Lui, lei, Lei passerebbe Il tempo passerebbe veloce se fossimo meno can sıkıcı. Daha az sıkıldığımız zaman zaman çabuk geçiyordu.
Noi passeremmo Passeremmo davanti al negozio bir guardare la vetrina se fosse vicino. Eğer yakın olsaydı pencereye bakmak için mağaza tarafından gitmek istiyorum.
Voi passereste Voi passereste l'esame se studiaste. Çalışırsanız sınavı geçersiniz.
Loro, Loro passerebbero Gli uccelli passerebbero per la valle se non ci fossero i cacciatori. Avcılar orada olmasaydı kuşlar vadiden geçecekti.

Condizionale Passato: Geçmiş Koşullu

Düzenli condizionale passato, yardımcı ve geçmiş katılımcının mevcut koşulundan yapılmıştır.

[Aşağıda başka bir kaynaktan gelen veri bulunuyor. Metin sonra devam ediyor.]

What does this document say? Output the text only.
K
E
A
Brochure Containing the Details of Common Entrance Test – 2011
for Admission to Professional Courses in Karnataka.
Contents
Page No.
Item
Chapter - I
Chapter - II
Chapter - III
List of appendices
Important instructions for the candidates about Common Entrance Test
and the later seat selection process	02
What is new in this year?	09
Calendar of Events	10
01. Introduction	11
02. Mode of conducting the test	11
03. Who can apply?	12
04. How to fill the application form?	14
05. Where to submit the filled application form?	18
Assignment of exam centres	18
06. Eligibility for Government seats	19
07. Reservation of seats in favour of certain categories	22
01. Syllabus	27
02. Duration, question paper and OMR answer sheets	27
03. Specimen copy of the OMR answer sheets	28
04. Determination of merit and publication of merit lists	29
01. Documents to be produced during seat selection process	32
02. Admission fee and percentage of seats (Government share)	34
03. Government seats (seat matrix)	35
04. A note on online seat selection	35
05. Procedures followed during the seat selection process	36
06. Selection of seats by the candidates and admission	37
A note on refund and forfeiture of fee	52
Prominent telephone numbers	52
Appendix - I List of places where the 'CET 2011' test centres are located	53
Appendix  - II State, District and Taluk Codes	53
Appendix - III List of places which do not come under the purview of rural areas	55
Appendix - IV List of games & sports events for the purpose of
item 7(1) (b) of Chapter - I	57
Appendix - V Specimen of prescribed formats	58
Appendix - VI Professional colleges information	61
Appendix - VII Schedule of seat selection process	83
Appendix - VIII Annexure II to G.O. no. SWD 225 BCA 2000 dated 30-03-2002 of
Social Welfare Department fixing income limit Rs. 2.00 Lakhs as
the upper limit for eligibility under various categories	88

Io avrei passato Avrei passato l'estate al mare se avessi avuto i soldi. Param olsaydı, yazları denizde geçirirdim.
Tu sarei passato / a Saresti passata da tua mamma se avessi avuto voglia. Böyle hissetmiş olsaydın annen tarafından dururdun.
Lui, lei, Lei sarebbe passato / a Il tempo sarebbe passato veloce se tu facessi qualcosa. Bir şey yapsaydın zaman çabuk geçebilirdi.
Noi saremmo passati / e Saremmo passate davanti al negozio se avessimo avuto tempo. Zamanımız olsaydı mağazaya giderdik.
Voi avreste passato Voi avreste passato l'esame se aveste öğrenci. Ders çalışsaydınız sınavınızı geçirdiniz.
Loro, Loro sarebbero passati / e Gli uccelli sarebbero passati per la valle se non ci fossero stati i cacciatori. Avcılar olmasaydı kuşlar vadiden geçecekti.

Imperativo: Zorunlu

Emirlerin ve tavsiyelerin zamanı. Virgil'in "La Divina Commedia" da fiil ile ilgili ünlü sözlerle Dante'ye söylediği gibi Passare: "Guarda e passa"Bak ve devam et."

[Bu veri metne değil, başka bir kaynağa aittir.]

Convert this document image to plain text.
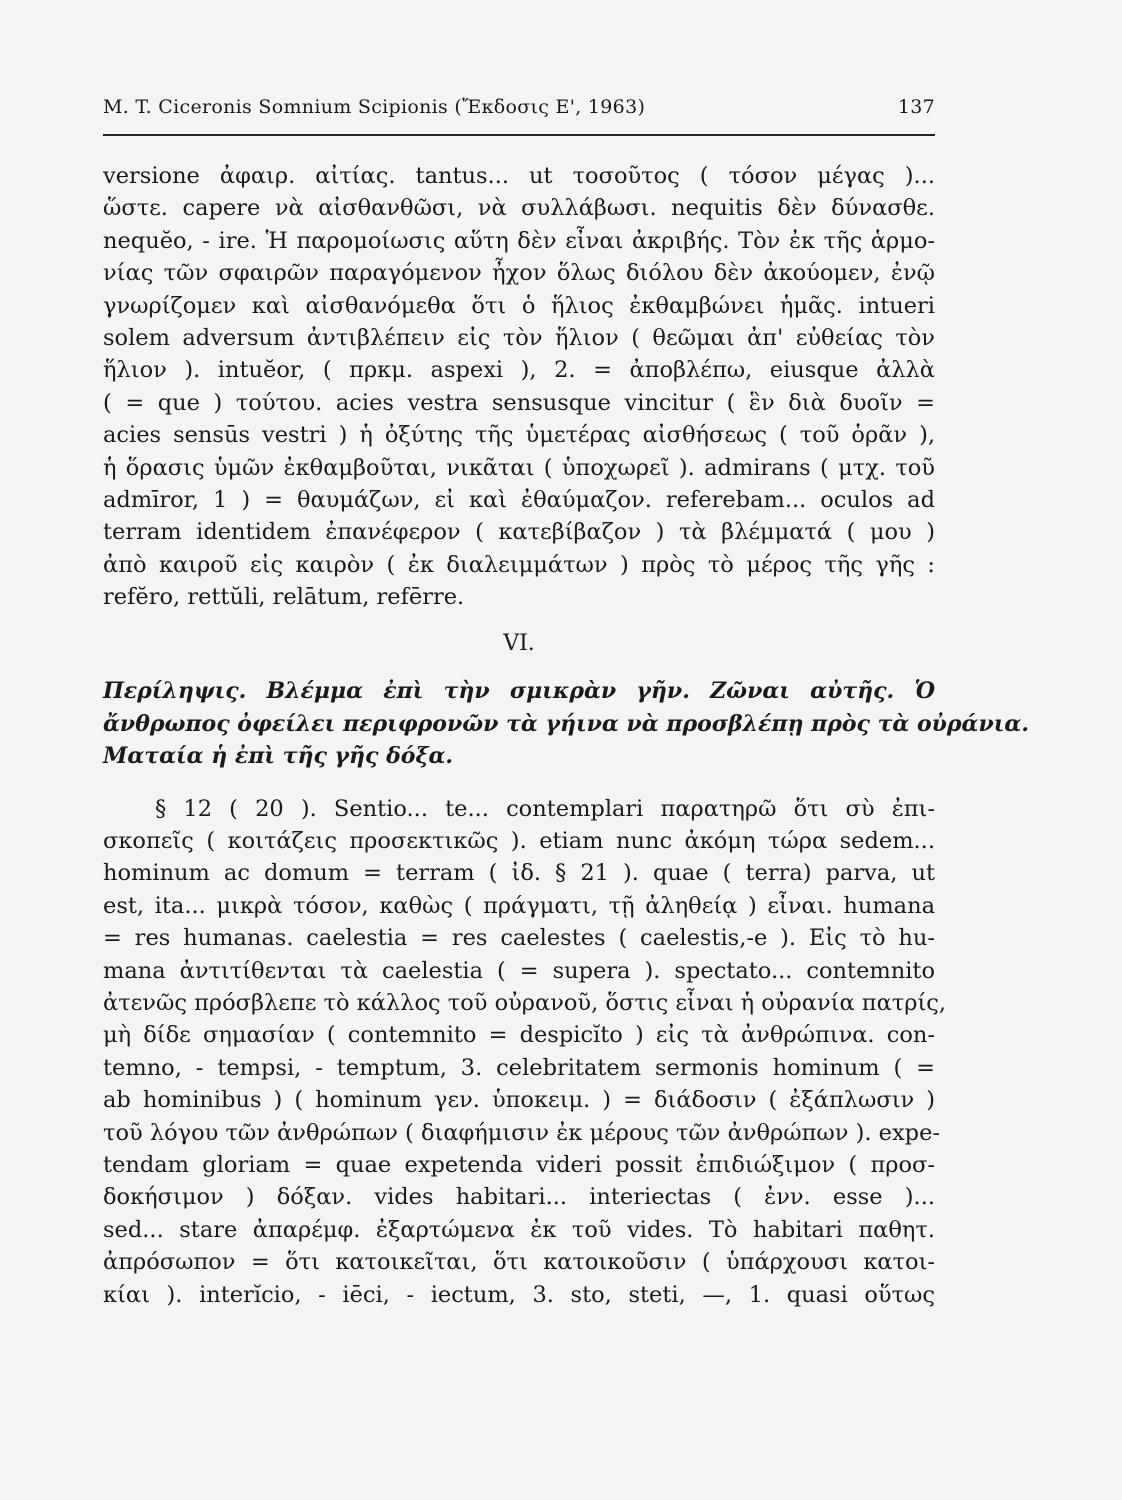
M. T. Ciceronis Somnium Scipionis (Ἔκδοσις Ε', 1963)	137
versione ἀφαιρ. αἰτίας. tantus... ut τοσοῦτος ( τόσον μέγας )...
ὥστε. capere νὰ αἰσθανθῶσι, νὰ συλλάβωσι. nequitis δὲν δύνασθε.
nequĕo, - ire. Ἡ παρομοίωσις αὕτη δὲν εἶναι ἀκριβής. Τὸν ἐκ τῆς ἁρμο-
νίας τῶν σφαιρῶν παραγόμενον ἦχον ὅλως διόλου δὲν ἀκούομεν, ἐνῷ
γνωρίζομεν καὶ αἰσθανόμεθα ὅτι ὁ ἥλιος ἐκθαμβώνει ἡμᾶς. intueri
solem adversum ἀντιβλέπειν εἰς τὸν ἥλιον ( θεῶμαι ἀπ' εὐθείας τὸν
ἥλιον ). intuĕor, ( πρκμ. aspexi ), 2. = ἀποβλέπω, eiusque ἀλλὰ
( = que ) τούτου. acies vestra sensusque vincitur ( ἓν διὰ δυοῖν =
acies sensūs vestri ) ἡ ὀξύτης τῆς ὑμετέρας αἰσθήσεως ( τοῦ ὁρᾶν ),
ἡ ὅρασις ὑμῶν ἐκθαμβοῦται, νικᾶται ( ὑποχωρεῖ ). admirans ( μτχ. τοῦ
admīror, 1 ) = θαυμάζων, εἰ καὶ ἐθαύμαζον. referebam... oculos ad
terram identidem ἐπανέφερον ( κατεβίβαζον ) τὰ βλέμματά ( μου )
ἀπὸ καιροῦ εἰς καιρὸν ( ἐκ διαλειμμάτων ) πρὸς τὸ μέρος τῆς γῆς :
refĕro, rettŭli, relātum, refērre.
VI.
Περίληψις. Βλέμμα ἐπὶ τὴν σμικρὰν γῆν. Ζῶναι αὐτῆς. Ὁ
ἄνθρωπος ὀφείλει περιφρονῶν τὰ γήινα νὰ προσβλέπῃ πρὸς τὰ οὐράνια.
Ματαία ἡ ἐπὶ τῆς γῆς δόξα.
§ 12 ( 20 ). Sentio... te... contemplari παρατηρῶ ὅτι σὺ ἐπι-
σκοπεῖς ( κοιτάζεις προσεκτικῶς ). etiam nunc ἀκόμη τώρα sedem...
hominum ac domum = terram ( ἰδ. § 21 ). quae ( terra) parva, ut
est, ita... μικρὰ τόσον, καθὼς ( πράγματι, τῇ ἀληθείᾳ ) εἶναι. humana
= res humanas. caelestia = res caelestes ( caelestis,-e ). Εἰς τὸ hu-
mana ἀντιτίθενται τὰ caelestia ( = supera ). spectato... contemnito
ἀτενῶς πρόσβλεπε τὸ κάλλος τοῦ οὐρανοῦ, ὅστις εἶναι ἡ οὐρανία πατρίς,
μὴ δίδε σημασίαν ( contemnito = despicĭto ) εἰς τὰ ἀνθρώπινα. con-
temno, - tempsi, - temptum, 3. celebritatem sermonis hominum ( =
ab hominibus ) ( hominum γεν. ὑποκειμ. ) = διάδοσιν ( ἐξάπλωσιν )
τοῦ λόγου τῶν ἀνθρώπων ( διαφήμισιν ἐκ μέρους τῶν ἀνθρώπων ). expe-
tendam gloriam = quae expetenda videri possit ἐπιδιώξιμον ( προσ-
δοκήσιμον ) δόξαν. vides habitari... interiectas ( ἐνν. esse )...
sed... stare ἀπαρέμφ. ἐξαρτώμενα ἐκ τοῦ vides. Τὸ habitari παθητ.
ἀπρόσωπον = ὅτι κατοικεῖται, ὅτι κατοικοῦσιν ( ὑπάρχουσι κατοι-
κίαι ). interĭcio, - iēci, - iectum, 3. sto, steti, —, 1. quasi οὕτως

Tu passa Passami il satış, her iyilik. Bana tuzu uzatırmısın lütfen.
Noi passiamo Passiamo Dalla Mamma. Annemin yanında duralım.
Voi passate Passate da Siena che fate prima. Siena'dan geç; daha hızlı olacak.

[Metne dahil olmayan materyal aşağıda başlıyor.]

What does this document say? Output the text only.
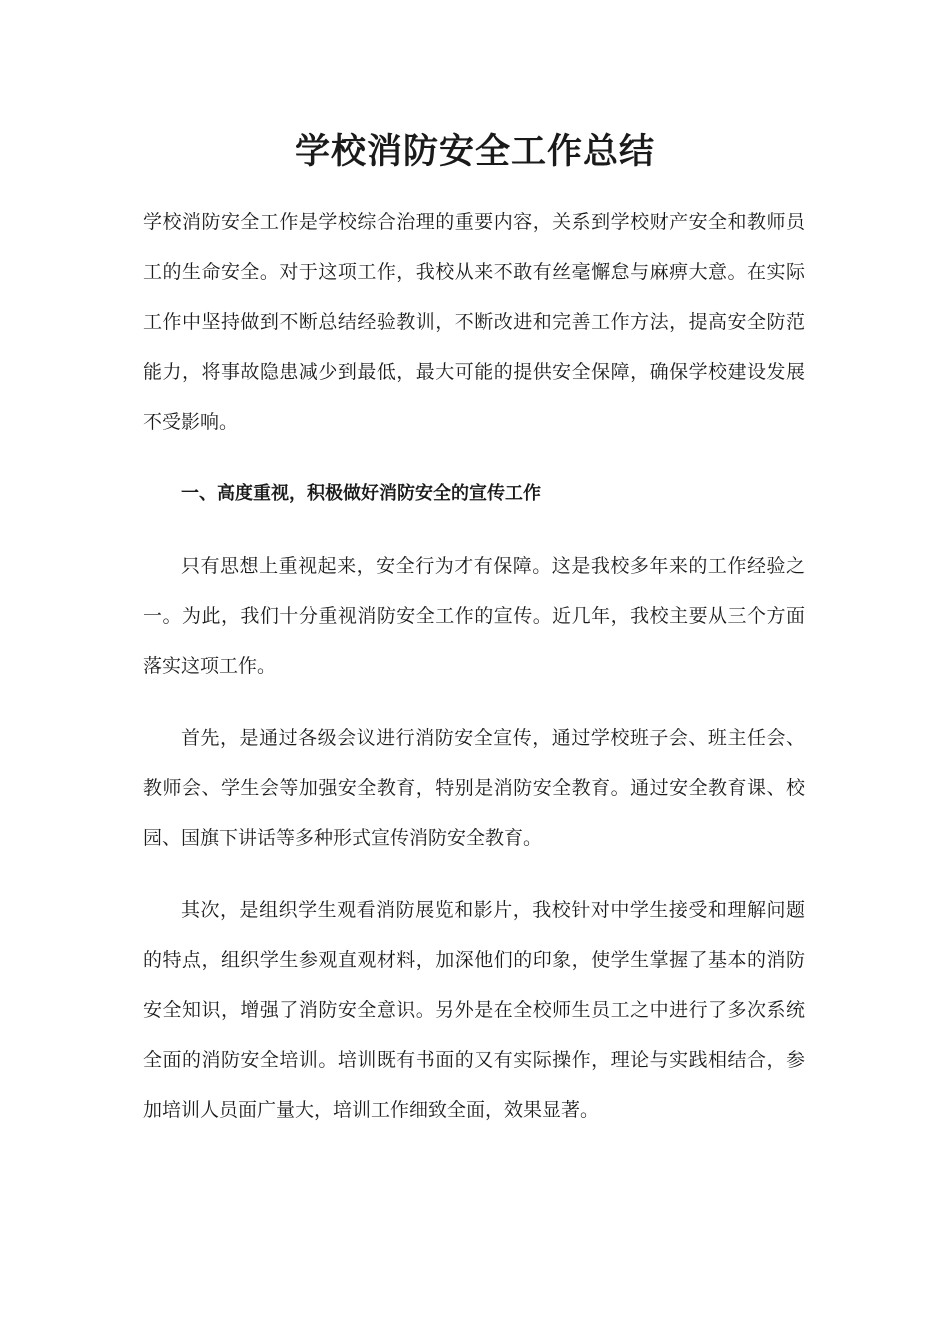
学校消防安全工作总结

学校消防安全工作是学校综合治理的重要内容，关系到学校财产安全和教师员工的生命安全。对于这项工作，我校从来不敢有丝毫懈怠与麻痹大意。在实际工作中坚持做到不断总结经验教训，不断改进和完善工作方法，提高安全防范能力，将事故隐患减少到最低，最大可能的提供安全保障，确保学校建设发展不受影响。

一、高度重视，积极做好消防安全的宣传工作

只有思想上重视起来，安全行为才有保障。这是我校多年来的工作经验之一。为此，我们十分重视消防安全工作的宣传。近几年，我校主要从三个方面落实这项工作。

首先，是通过各级会议进行消防安全宣传，通过学校班子会、班主任会、教师会、学生会等加强安全教育，特别是消防安全教育。通过安全教育课、校园、国旗下讲话等多种形式宣传消防安全教育。

其次，是组织学生观看消防展览和影片，我校针对中学生接受和理解问题的特点，组织学生参观直观材料，加深他们的印象，使学生掌握了基本的消防安全知识，增强了消防安全意识。另外是在全校师生员工之中进行了多次系统全面的消防安全培训。培训既有书面的又有实际操作，理论与实践相结合，参加培训人员面广量大，培训工作细致全面，效果显著。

Infinito Presente & Passato: Şimdiki ve Geçmişte Infinitive

Unutmayın, mastar isim olarak işlev görebilir.

Passare (transitivo) Voglio pass adı. Sınavı geçmek istiyorum.
Passare (intransitivo) 1. Lasciala Passare! 2. Il passare del tempo mi intristisce. 1. Bırakın onu. 2. Zamanın geçmesi beni üzüyor.
Avere passato Aver passato l'esame è un grande sollievo. Sınavı geçmek büyük bir rahatlamadır.
Essere passato / a / i / e Sono contenta di essere passata bir trovarti. Seni görmeye geldiğim için mutluyum.

Participio Presente & Passato: Mevcut ve Geçmiş Katılımcı

Şimdiki katılımcı Passante "yoldan geçen" veya "yaya" anlamına gelir. Geçmiş katılımcı aynı zamanda bir isim veya sıfat olarak da işlev görebilir.

Passante Il passante si è fermato a guardare. Yoldan geçen kişi bakmak için durdu.
passato Gli ho passato la parola. O kelimeyi geçtim.
Passato / A / I / E Gli sono passata accanto. Hemen yanından geçtim.

Gerundio Presente & Passato: Gerundio ve Geçmiş Gerund

Passando Passando davanti alla chiesa ho notato la bellissima finestra. Kilisenin önünden geçerken güzel pencereyi fark ettim.
Avendo passato Italia, parlo bene l'italiano'daki Avendo passato molto tempo. İtalya'da çok zaman geçirdim, İtalyanca iyi konuşuyorum.
Essendo passato / a / i / e Essendole passata la febbre, Carla si è alzata. Ateşi geçti, Carla yataktan kalktı.